Caledonia is a private television channel in the French overseas collectivity of New Caledonia. Most of its programming consists of news and public affairs programs it makes.

==History==
CSA approved the creation of NCtv and NC9 on 22 January 2023. NCtv started broadcasting on 9 December 2013, becoming the first private television station in the collectivity. The project was based in the North province, meaning that the station is headquartered in Koné. It requested two licenses for the two slots granted by the French regulator CSA for private licenses, the other being another channel called NC9, but as of the time of NCtv's launch, the NC9 project was delayed. Most of its staff was young and had little experience in television before, but was engaged in making efforts at meeting 50% local programming, per CSA's demands. A two-hour block of its launch programming was live, including news and discussion programs. Four 26-minute magazines concerning environment, history, science and the sea were also made, while the rest of the line-up was from abroad. During 2016, new programs were introduced.

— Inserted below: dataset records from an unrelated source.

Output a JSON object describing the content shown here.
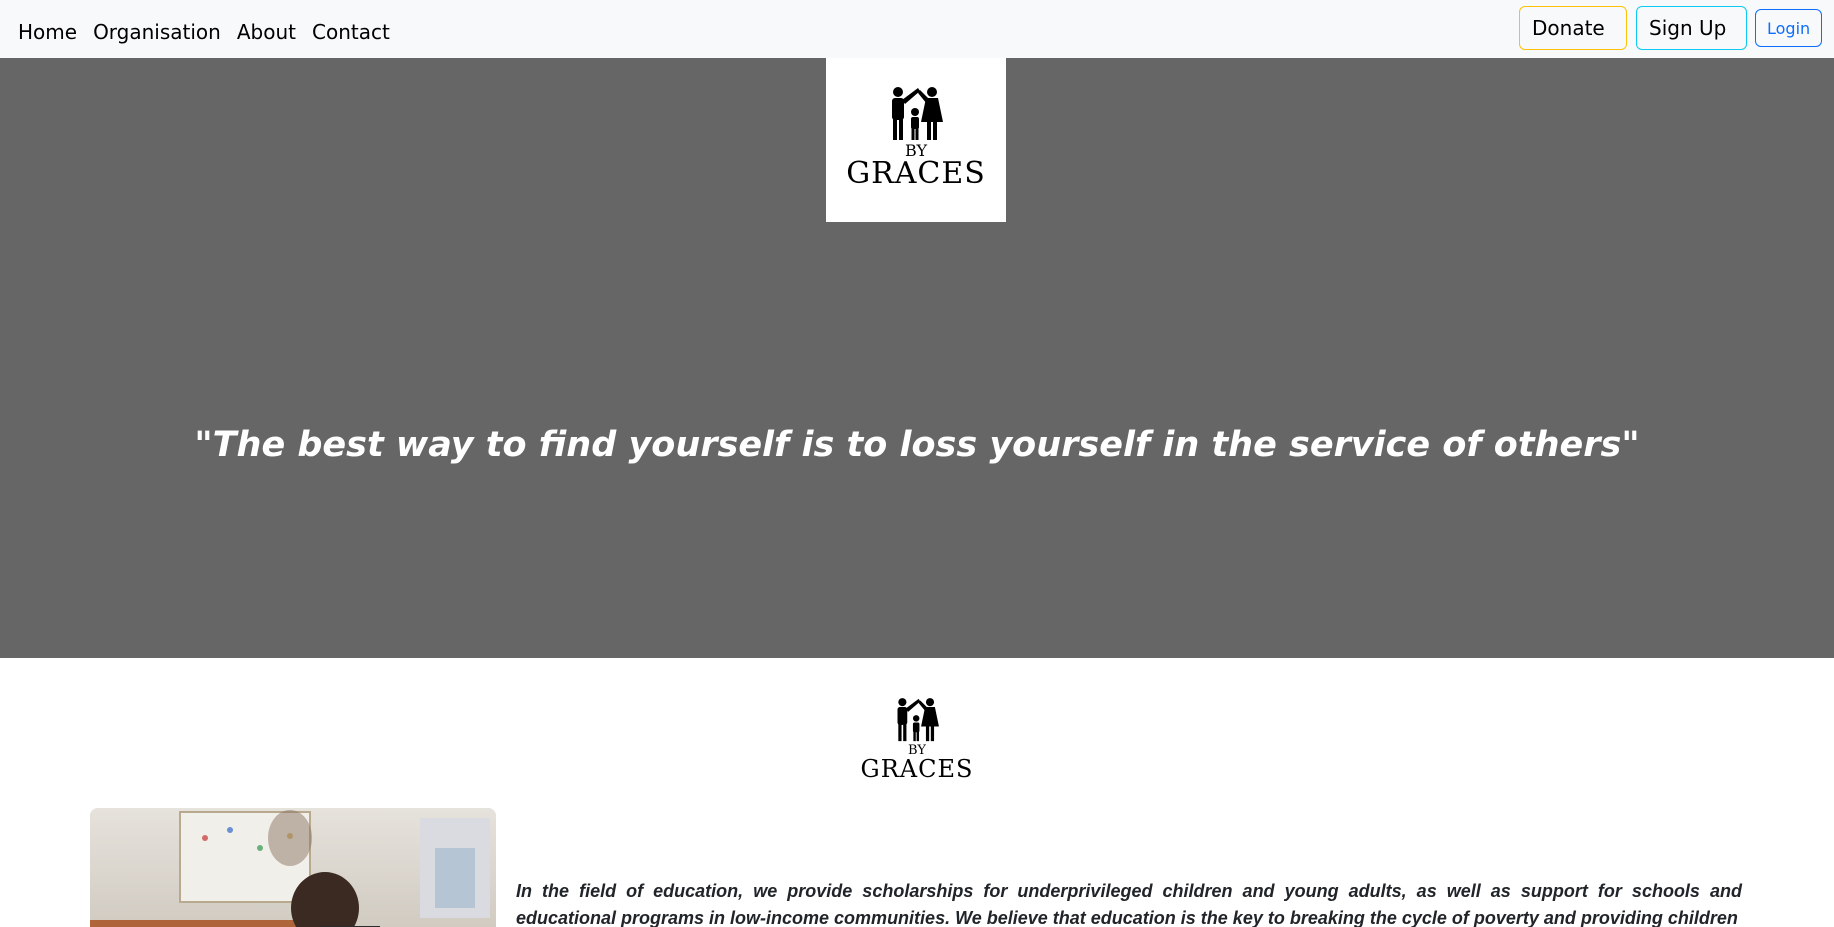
{
  "nav": {
    "links": [
      "Home",
      "Organisation",
      "About",
      "Contact"
    ],
    "donate_label": "Donate",
    "signup_label": "Sign Up",
    "login_label": "Login"
  },
  "logo": {
    "by": "BY",
    "name": "GRACES",
    "icon": "family-home-icon"
  },
  "hero": {
    "quote": "\"The best way to find yourself is to loss yourself in the service of others\""
  },
  "content": {
    "photo_icon": "classroom-child-photo",
    "paragraph": "In the field of education, we provide scholarships for underprivileged children and young adults, as well as support for schools and educational programs in low-income communities. We believe that education is the key to breaking the cycle of poverty and providing children"
  },
  "colors": {
    "navbar_bg": "#f8f9fa",
    "hero_bg": "#666666",
    "donate_border": "#ffc107",
    "signup_border": "#0dcaf0",
    "login_border": "#0d6efd"
  }
}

On 4 May 2017 at 6pm, the channel was renamed Caledonia, and simultaneously unveiled its new studio and programs, beginning with its relaunched news service. A total of eleven new programs were unveiled. The rename was urged because there were concerns that NCtv would lead to confusions with Nouvelle-Calédonie La Première, as well as its new schedule being 100% Caledonian, with the aim of becoming a national media outlet. Its logo was designed to be recognizable on the quick fast: the uppercase letter C, with stripes representing local cultural elements, with the new channel name in the middle. A pilot newscast in Kanak languages aired at 6pm on 26 April 2018 and was repeated hourly until 9pm. In 2019, the channel signed agreements with TF1 and M6 to provide their programming and reduce the amount of repeats of its original productions to improve viewer satisfaction. In 2022, the channel's ratings increased. Its newscast, though covering the same items as La Première through its viewpoint, did not compete with its equivalent at the public channel, which according to Jaimie Waimo would only happen if it had seven newscasts a week. That year started with an expansion from five bulletins to six. Most of its viewership was now found in the South province.